How is AI Surveillance a Better Option for Security?
Observing the benefits of Artificial Intelligence (AI) in improving the analytical processes, especially video analytics, the technology also tends to offer great potential and risks for humans in the future. Surveillance cameras are more like digital eyes useful only when someone is monitoring from the other side. It does not eliminate the fact that these digital cameras are just passive. As far as it monitors with deterrence, the proof of the event that the camera has captured lives till a person examines the footage. How does the technology of AI changing this course?
Opportunities in Video Analytics
Pushing the envelope in digital eyes, AI is giving surveillance cameras a newfangled approach to equip them with digital brains. This new step would possibly bring developments on video analytics process that eliminates human presence. Our industry has already started using machine and deep learning capabilities to perform video analytics. The growing expectations in the surveillance sector have been pushing to roll out technology backed developments that can quickly and efficiently tackle customer issues. A well-programmed deep learning solution could perform facial recognition functions very quickly and match with the data for easing operations from a huge pool of foot ages. The emerging trends in video analytics also paves way for the systems to communicate each other and alert officials or even
predicting before the event occurs.
Detecting Micro Expressions
This may sound utopian or futuristic, but the technology of automatic facial micro expression analysis has gathered attention. The technology is expected to bring huge benefits for the police forces and forensic experts, as facial expressions are not just bound to communicating emotions but also allied actions. As video analytics solutions need to explore advancements in the analytics area, some features of it would include crowd detection, people management, vehicle classification, monitoring of traffic, motion detection, suspicious activity predictions, and many others.
Use of Location and Identity-based systems
Relying on hypothetical conditions and believing technological solutions to be absolute can go wrong at many ways. For example, what if there is a visual obstacle due to which the camera is unable to capture the event. This could pose a challenge over the algorithms that let the video analytics work. With technologies such as RFID, Radio-frequency identification system, or Real-time location systems, the technology could detect the exact location of the event and send reports.
Use of Drones
Also known as Flying IoT and UAV, drones are coupled with new technologies of Private LTE, 5G technology and edge computing for applications that involves monitoring a huge crowd gathered at a place or an event. This has been proven to detecting unusual behaviours of a mass and also for monitoring hazards such as floods or fires. Since drones are moving around, the need to equip them with fast mobile and wireless communications are becoming the industry focus. This technology could help drones to communicate at high speed to a nearby edge computing device such as Multi-Access Edge computing.

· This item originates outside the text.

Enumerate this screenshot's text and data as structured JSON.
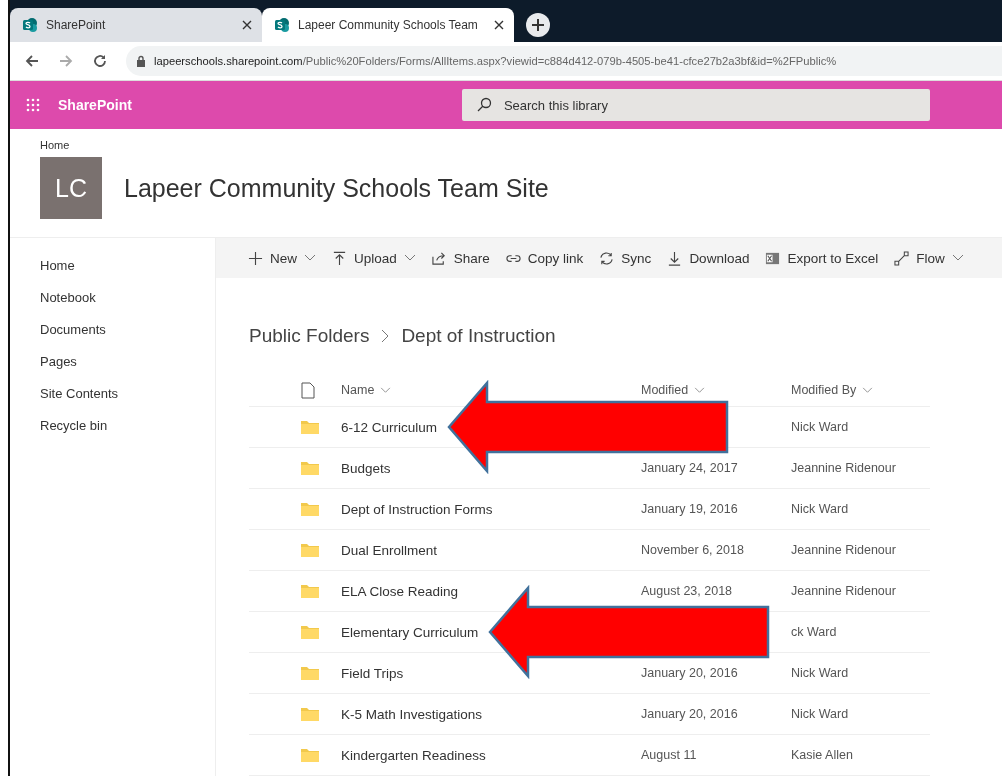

As per a recent data, at least 75 out of 176 countries around the world have invested in using AI technologies for surveillance purposes, with China piloting at implementing the technology.
Alex Hauptmann, a professor at Carnegie Mellon, says “Although AI has been leveraged in many fields in the recent years, the fundamental challenges in fulfilling the dream of making computers understand the video still persists. Among these challenges is one missed or often forgotten element called resolution of the video”.
Eventually, as computer scientist Nils Nilsson says, the goal of AI is to make machines intelligent using tools of automating or replicating behaviour using an entity that allows functioning appropriately and with foresight about its environment.